Un tipico caso di truffa al vaglio della Cassazione

Un tipico caso di truffa al vaglio della Cassazione

Cass. pen., Sez. VI, 28 ottobre – 31 ottobre 2016,  n. 45856 

La Corte di appello di Roma, giudicando in sede di rinvio dalla Corte di cassazione, disponeva la consegna di N.G.G. all’Autorità giudiziaria della Romania, in esecuzione del mandato di arresto europeo emesso l’8 aprile 2016 dalla pretura di Timisoara, ai fini della rinnovazione del giudizio definito con sentenza del 30 marzo 2016 della Corte di appello di Timisoara, in ordine ad alcune imputazioni di truffa.
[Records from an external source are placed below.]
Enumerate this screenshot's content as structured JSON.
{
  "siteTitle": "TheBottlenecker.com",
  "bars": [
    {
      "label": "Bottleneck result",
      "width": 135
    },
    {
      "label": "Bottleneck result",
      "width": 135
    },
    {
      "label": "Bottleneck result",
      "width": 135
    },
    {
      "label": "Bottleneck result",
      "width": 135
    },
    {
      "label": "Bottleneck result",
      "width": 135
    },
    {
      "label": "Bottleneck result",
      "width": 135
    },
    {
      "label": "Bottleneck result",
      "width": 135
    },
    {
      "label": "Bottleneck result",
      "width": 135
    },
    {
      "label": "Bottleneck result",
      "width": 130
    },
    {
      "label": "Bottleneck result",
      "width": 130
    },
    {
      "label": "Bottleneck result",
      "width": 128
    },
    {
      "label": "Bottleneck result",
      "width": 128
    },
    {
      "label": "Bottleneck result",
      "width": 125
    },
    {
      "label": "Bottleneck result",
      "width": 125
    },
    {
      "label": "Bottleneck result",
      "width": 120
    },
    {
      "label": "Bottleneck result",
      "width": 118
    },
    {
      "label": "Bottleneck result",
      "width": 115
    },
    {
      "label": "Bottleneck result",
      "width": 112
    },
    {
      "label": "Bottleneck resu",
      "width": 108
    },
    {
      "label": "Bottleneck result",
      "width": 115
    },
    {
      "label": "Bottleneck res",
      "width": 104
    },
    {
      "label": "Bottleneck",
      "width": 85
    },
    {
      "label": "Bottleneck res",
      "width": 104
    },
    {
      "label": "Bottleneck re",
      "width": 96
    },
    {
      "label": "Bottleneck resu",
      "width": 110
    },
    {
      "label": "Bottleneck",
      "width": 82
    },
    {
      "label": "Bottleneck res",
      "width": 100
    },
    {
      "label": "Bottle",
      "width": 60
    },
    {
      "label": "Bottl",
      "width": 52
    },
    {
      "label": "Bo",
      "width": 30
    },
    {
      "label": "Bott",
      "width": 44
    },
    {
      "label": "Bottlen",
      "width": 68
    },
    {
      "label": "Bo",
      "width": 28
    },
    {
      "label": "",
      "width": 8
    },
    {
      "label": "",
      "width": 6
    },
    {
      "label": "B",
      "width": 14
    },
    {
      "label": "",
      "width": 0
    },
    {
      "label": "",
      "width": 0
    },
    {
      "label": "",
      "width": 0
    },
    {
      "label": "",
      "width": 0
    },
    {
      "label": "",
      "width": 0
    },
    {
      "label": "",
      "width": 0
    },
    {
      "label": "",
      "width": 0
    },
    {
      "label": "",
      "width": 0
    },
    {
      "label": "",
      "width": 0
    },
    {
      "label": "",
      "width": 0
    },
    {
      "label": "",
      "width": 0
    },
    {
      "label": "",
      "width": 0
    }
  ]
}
Ricorrendo per cassazione, N.G.G. lamentava l’erroneità della sentenza impugnata laddove era affermata la sussistenza di artifici e raggiri rilevanti ex art. 640 c.p., costituiti dalla pregressa condotta di aver provveduto inizialmente ad effettuare un  pagamento iniziale alle società venditrici della merce acquistata, al quale sono poi seguiti ordinativi sempre maggiori pagati con assegni privi di provvista.

Secondo prospettazione difensiva, tale motivazione era inidonea a distinguere la truffa dall’illecito di emissione di assegni a vuoto, che ben può basarsi anch’esso su una pregressa fiducia da parte dell’accipiens; non solo, la condotta addebitata all’imputato consistita nell’aver tagliato ogni forma di canale di comunicazioni con le società venditrici sarebbe stata irrilevante ai fini dell’integrazione degli estremi del reato di truffa, trattandosi di un comportamento successivo al mancato pagamento degli assegni e quindi al momento consumativo del predetto delitto.
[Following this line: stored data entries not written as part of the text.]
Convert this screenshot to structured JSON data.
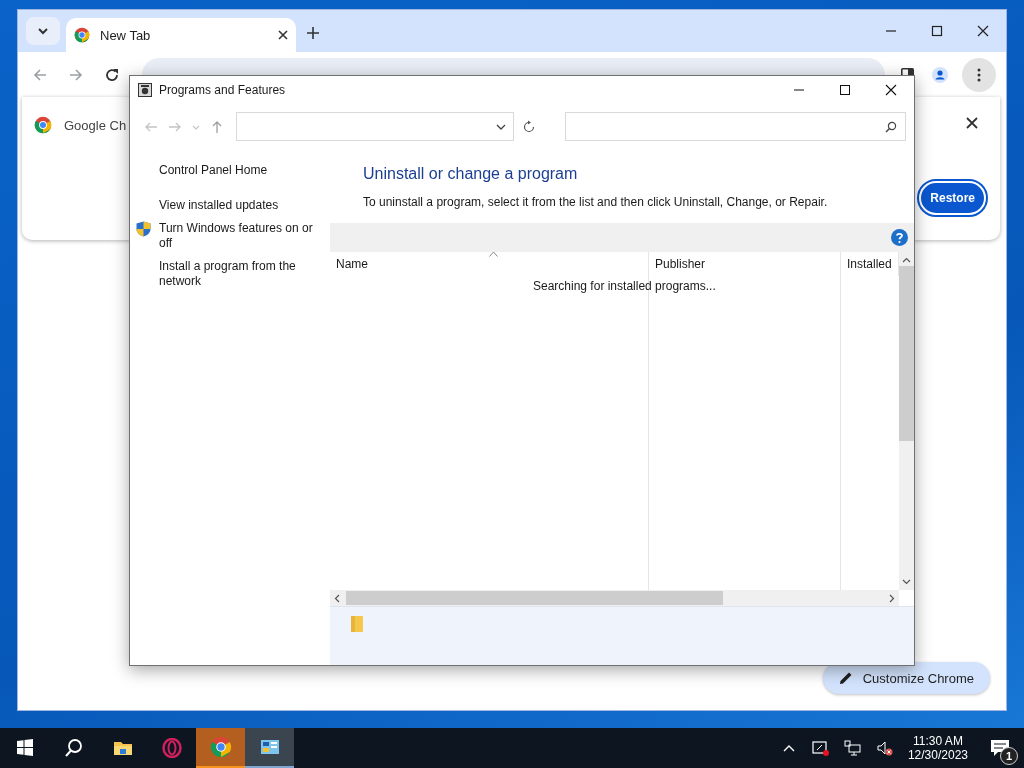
{
  "browser": {
    "tabs": [
      {
        "label": "New Tab",
        "selected": true
      }
    ],
    "card": {
      "site": "Google Ch",
      "button": "Restore"
    },
    "customize_button": "Customize Chrome"
  },
  "dialog": {
    "title": "Programs and Features",
    "sidebar": [
      {
        "label": "Control Panel Home",
        "kind": "link"
      },
      {
        "label": "View installed updates",
        "kind": "link"
      },
      {
        "label": "Turn Windows features on or off",
        "kind": "shield"
      },
      {
        "label": "Install a program from the network",
        "kind": "link"
      }
    ],
    "heading": "Uninstall or change a program",
    "description": "To uninstall a program, select it from the list and then click Uninstall, Change, or Repair.",
    "columns": [
      {
        "label": "Name",
        "sorted": true
      },
      {
        "label": "Publisher",
        "sorted": false
      },
      {
        "label": "Installed",
        "sorted": false
      }
    ],
    "status": "Searching for installed programs..."
  },
  "taskbar": {
    "apps": [
      {
        "kind": "start",
        "flashing": false,
        "active": false
      },
      {
        "kind": "search",
        "flashing": false,
        "active": false
      },
      {
        "kind": "folder",
        "flashing": false,
        "active": false
      },
      {
        "kind": "opera",
        "flashing": false,
        "active": false
      },
      {
        "kind": "chrome",
        "flashing": true,
        "active": false
      },
      {
        "kind": "control-panel",
        "flashing": false,
        "active": true
      }
    ],
    "time": "11:30 AM",
    "date": "12/30/2023",
    "notifications": "1"
  }
}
All’esito del giudizio, la S.C.  rigettava il ricorso.

La breve, concisa e chiara motivazione si articola in due punti ben precisi: dapprima, la Corte ricorda come a mente dell’art. 7 legge 22 aprile 2005, n. 69, il mandato di arresto europeo può essere eseguito qualora il fatto sia previsto come reato anche dall’ordinamento nazionale.

Per giurisprudenza costante,  la condizione della doppia punibilità è soddisfatta all’atto in cui la concreta fattispecie sia punibile come reato in entrambi gli ordinamenti, a nulla rilevando l’eventuale diversità, oltre che del trattamento sanzionatorio, anche del titolo e di tutti gli elementi richiesti per la configurazione del reato (Cass. Sez. 6, n. 4538 del 1-2-2012, Rv. 251790; Sez. 6, n.19406 del 17-5-2012, Rv.252723).
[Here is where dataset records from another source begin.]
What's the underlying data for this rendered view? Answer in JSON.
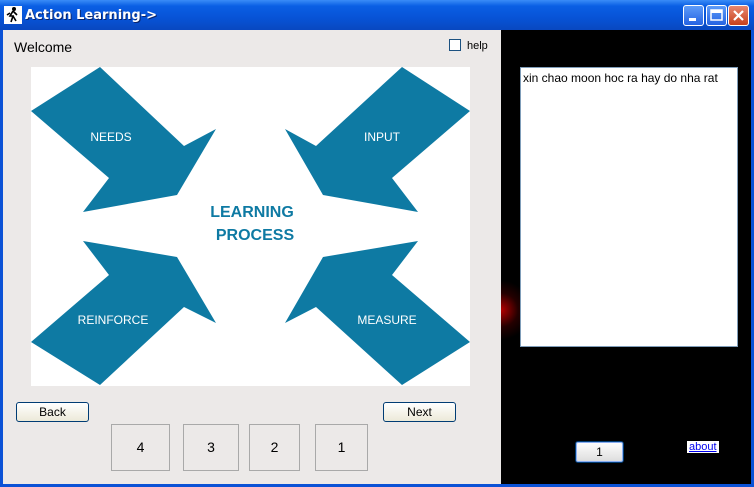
{
  "window": {
    "title": "Action Learning->",
    "icon": "runner-icon",
    "controls": [
      "minimize",
      "maximize",
      "close"
    ]
  },
  "left": {
    "welcome": "Welcome",
    "help_label": "help",
    "help_checked": false,
    "diagram": {
      "center_line1": "LEARNING",
      "center_line2": "PROCESS",
      "arrows": [
        "NEEDS",
        "INPUT",
        "REINFORCE",
        "MEASURE"
      ],
      "color": "#0e7aa3"
    },
    "back_label": "Back",
    "next_label": "Next",
    "pages": [
      "4",
      "3",
      "2",
      "1"
    ]
  },
  "right": {
    "text": "xin chao moon hoc ra hay do nha rat",
    "page_button": "1",
    "about_link": "about"
  }
}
Non è quindi necessario che lo schema astratto delineato dalla norma incriminatrice dell’ordinamento straniero trovi il suo esatto corrispondente in una norma dell’ordinamento italiano.

Ciò premesso in via di principio, nella sentenza in commento si rinviene un’ulteriore precisazione nomofilattica – mai superflua e sempre necessaria per delineare i contorni dei reati – circa la fattispecie di truffa.

Il rigetto del ricorso promana dalla correttezza della motivazione della Corte di Appello di Roma in merito alla rilevanza penale della condotta dell’imputato: dagli atti emerge come la merce acquistata sia stata pagata mediante assegni privi di provvista e che furono altresì posti artifizi e raggiri consistiti nell’iniziale pagamento alle società venditrici dei beni oggetto di compravendita, al quale sono poi seguiti ordinativi sempre maggiori, pagati con assegni privi di fondi.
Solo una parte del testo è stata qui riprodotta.